Longstreet attempted to march his men into position secretly until he came to a hill he would have to march over which would make his column visible to a Union observation post on Little Round Top. Rather than going off-road and marching around the hill (which one of his top artillerymen demonstrated was possible) Longstreet counter marched back to where he had began and well out of his way to get to the reverse slope of the hill. The day was hot, upper 80s and high humidity and the lead until, Joseph Kershaw’s South Carolinians marched approximately 17 miles that day before they got into position.

When Longstreet arrived he found the situation was not what had been described to him in the morning. Union troops occupied a position only 400 yards from his on a rise of ground belonging to Joseph Sherfy’s peach orchard. One of Longstreet’s senior commanders, John Bell Hood proposed continuing the march to get onto the Union flank and even into its rear. His scouts had advanced to within sight of the Union II Corps baggage train situated behind Little Round Top. It was a prize waiting to be plucked. Longstreet sought out Lee, who was waiting, as was the rest of the army for the assault to begin. Lee ordered the attack. Hood again asked for permission to march around the flank. With only about 3 hours of daylight remaining and Lee breathing down Longstreet’s neck he could not allow it.

Hood’s men went in first. Hood’s old Texas Brigade advanced through the Bushman farm followed shortly by Henry Benning’s Georgians. Union sharpshooters were positioned on the farm but proved to be a minor annoyance and were pushed aside quickly. After about 10 minutes somewhere on the farm, it is believed in the orchard, Hood was hit by shrapnel in his right arm and taken to the rear. No one could find the senior brigade commander Evander Law, who was in the dark as to what the strategy was to begin with. The coordination that Hood could have exerted was now lost and each of his brigades, and even some regiments, fought their own fight.

Longstreet’s men did drive the Union soldiers out of Sherfy’s Peach Orchard and did drive the Union forces back about a mile but the attack did not flank the Union line, though they nearly broke it. Thanks to quick thinking and quick action the attack was blunted all across the line. Perhaps it was because of that one artillery round that knocked John Bell Hood out of action on the Bushman farm.

For Hood his arm would be spared amputation but it would be useless for the remainder of his life. He would lose a leg a few months later but would rise to command an army in the western theater before racking up horrific casualties and becoming the most hated man in the Confederacy. Longstreet’s turn would come after the war. He was negligent (not following Lee’s morning attack order), he drug his feet (it took 4 hours to move the 3 miles to get in position) and he attacked half-heartedly (the fighting he and his opponents did debunk this) it was charged. The only conclusion that could be drawn was that it was his fault that the South lost the battle and subsequently the war. His subordinates disputed this but Longstreet had alienated many of them during the war when he tried to court-martial several of them following a disastrous attack near Knoxville in the fall.
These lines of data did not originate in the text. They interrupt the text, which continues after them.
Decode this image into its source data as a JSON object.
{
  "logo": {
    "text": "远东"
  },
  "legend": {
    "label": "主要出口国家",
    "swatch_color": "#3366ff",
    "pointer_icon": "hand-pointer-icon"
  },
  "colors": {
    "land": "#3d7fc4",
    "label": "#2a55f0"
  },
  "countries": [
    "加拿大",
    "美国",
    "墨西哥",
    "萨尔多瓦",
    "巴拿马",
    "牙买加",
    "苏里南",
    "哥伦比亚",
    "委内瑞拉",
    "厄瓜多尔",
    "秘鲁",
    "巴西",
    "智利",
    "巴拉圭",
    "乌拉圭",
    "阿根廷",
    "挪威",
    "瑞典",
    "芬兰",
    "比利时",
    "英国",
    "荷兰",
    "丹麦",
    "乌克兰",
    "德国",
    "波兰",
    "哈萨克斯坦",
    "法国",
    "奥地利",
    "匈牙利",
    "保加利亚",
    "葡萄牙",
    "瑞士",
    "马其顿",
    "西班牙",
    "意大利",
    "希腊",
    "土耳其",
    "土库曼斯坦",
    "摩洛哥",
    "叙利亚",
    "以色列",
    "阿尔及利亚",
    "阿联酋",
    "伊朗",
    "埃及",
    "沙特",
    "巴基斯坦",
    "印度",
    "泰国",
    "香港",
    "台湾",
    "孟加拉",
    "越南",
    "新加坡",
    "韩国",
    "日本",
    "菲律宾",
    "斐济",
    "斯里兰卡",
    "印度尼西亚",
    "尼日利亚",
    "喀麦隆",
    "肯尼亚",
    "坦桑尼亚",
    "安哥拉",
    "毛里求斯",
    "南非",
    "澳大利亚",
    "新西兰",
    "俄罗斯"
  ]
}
It was not until the publication of the novel The Killer Angels in 1974 and the 1993 film Gettysburg that Longstreet’s image received a makeover.

Michael Bushman could not care about any of this. For the most part his farm was spared much of the destruction other farms along the battle lines endured but his fences were torn down and his land was dug up. The barn was used as a field hospital and eight Confederate soldiers were buried there for a time. His wife died shortly after the war and he remarried. Michael Bushman died in 1893. The farm was willed to the children of his first marriage but since there were no children the farm was put up for auction and sold to the Gettysburg Battlefield Memorial Association and later transferred to the National Park Service in 1933. The farm is visible from both Warfield Ridge on South Confederate Avenue and Union positions on Little Round Top and Devil’s Den. The horse trail provides access to anyone who wishes to visit the farm and the home has been renovated and is available to be rented out.